The working group has asked for and received preliminary internal plans from SSW and from Estates. However, no plan has been produced to address the problems which relate to academic departments or UCL’s overarching accessibility approach. We believe this is because there is no UCL employee with responsibility for accessibility in these areas.

The lack of expert oversight has also made it possible for some bodies to refuse change. The plan from Estates clearly addresses the interim measures set out in our report and suggests concrete, measurable solutions in a collaborative and responsible way. On the other hand, the response from SSW does not present transparent, measurable outcomes for meeting the report’s recommendations and continues an approach of denying missteps.

Most clear cut is the implicit refusal to acknowledge SSW and Accommodation’s responsibility for the overcharging of disabled students for accessible accommodation from 2016-2020, in breach of UCL’s responsibilities under the 2016 DSA changes. Without acknowledgement of wrongdoing, UCL has not been able to apologise or reimburse the disabled students affected, as would be appropriate. The Accommodation website still states at the time of this letter, “We will not apply the adjustment to accommodation contracts for previous academic years, held with UCL”. In order for our collaboration to be successful and to effect real change for the disabled students at UCL it is important that all parties are open to taking responsibility.

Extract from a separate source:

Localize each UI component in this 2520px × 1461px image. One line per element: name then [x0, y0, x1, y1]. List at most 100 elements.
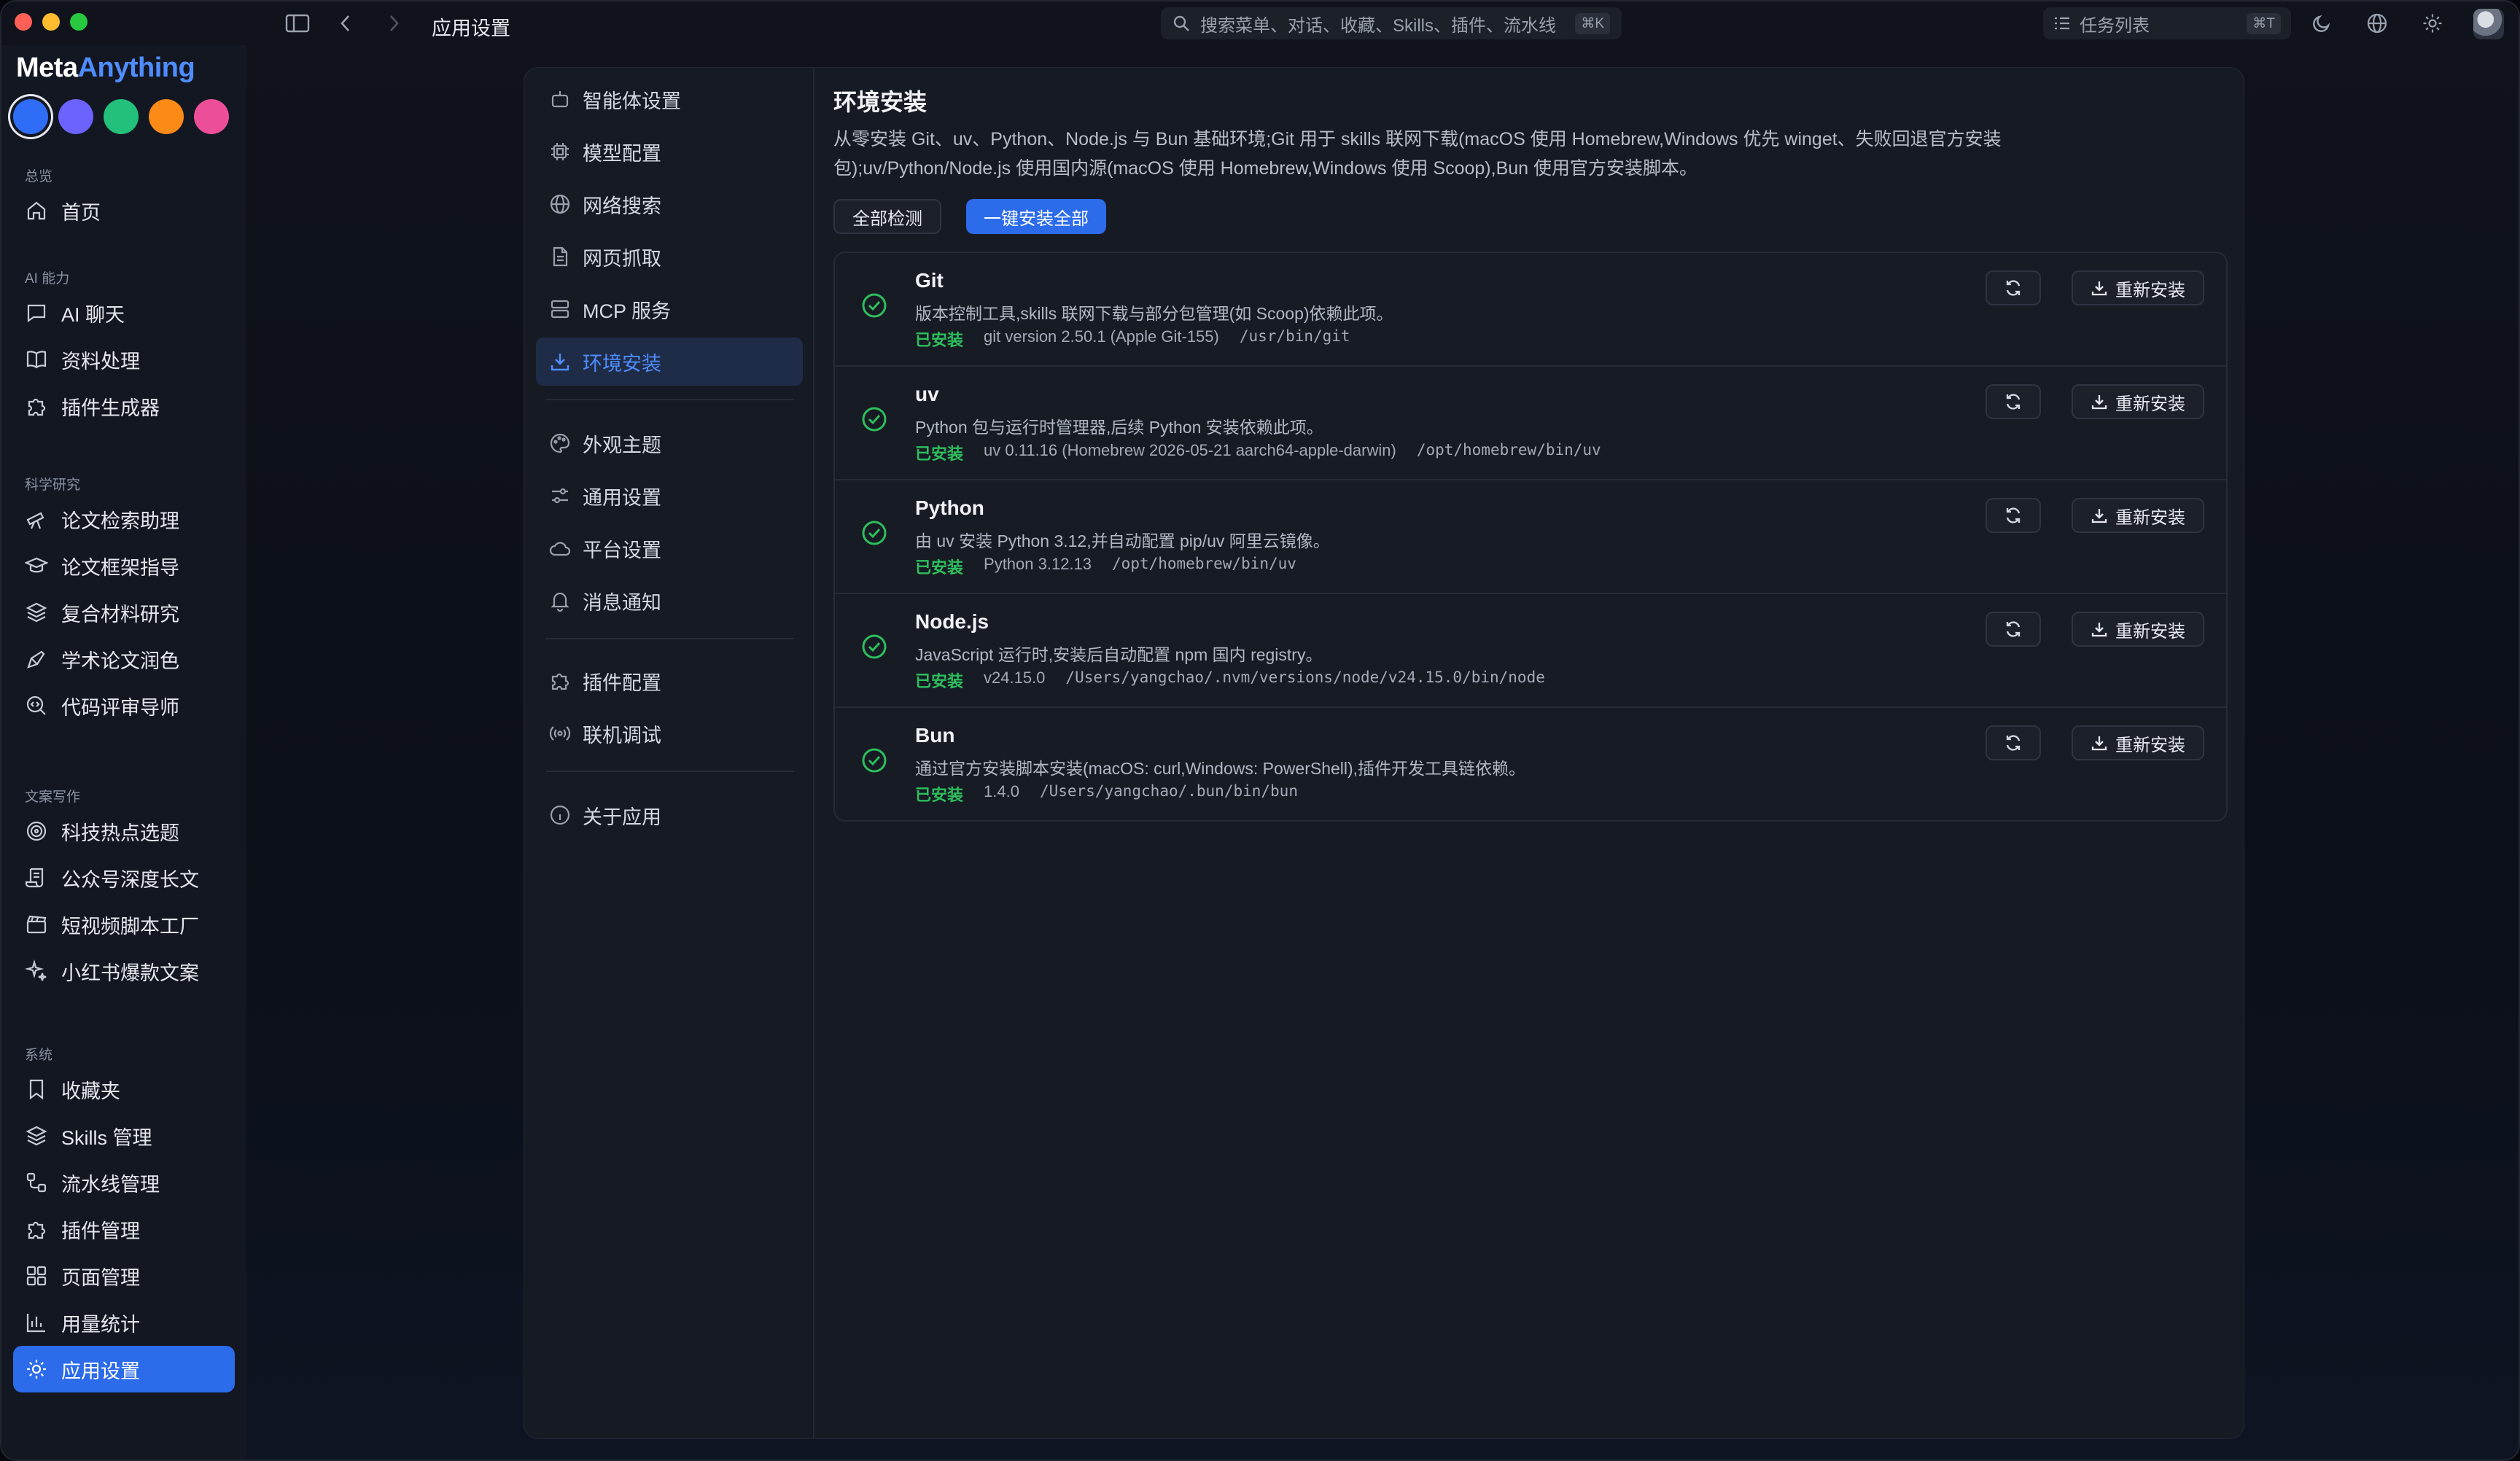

Provost, at our initial meeting we were very encouraged to hear you acknowledge that UCL has a lot of work to do in the area of accessibility. In light of the continued discrimination experienced by disabled students and the lack of promised structural change, we feel that further external guidance is needed to ensure the success of this work. In addition to the requests already made, we would like to ask UCL to bring in an external investigator to audit and improve adherence to disability law and best practices at UCL. It is crucial that UCL acknowledge the scale of this problem and the structural changes needed to address it. As long as disabled students’ desperate need for change remains unmet, the DSN must look into external avenues for achieving justice for disabled students at UCL.

Thank you for the time you have taken to read this letter; we look forward to continuing to collaborate with you to improve accessibility at UCL.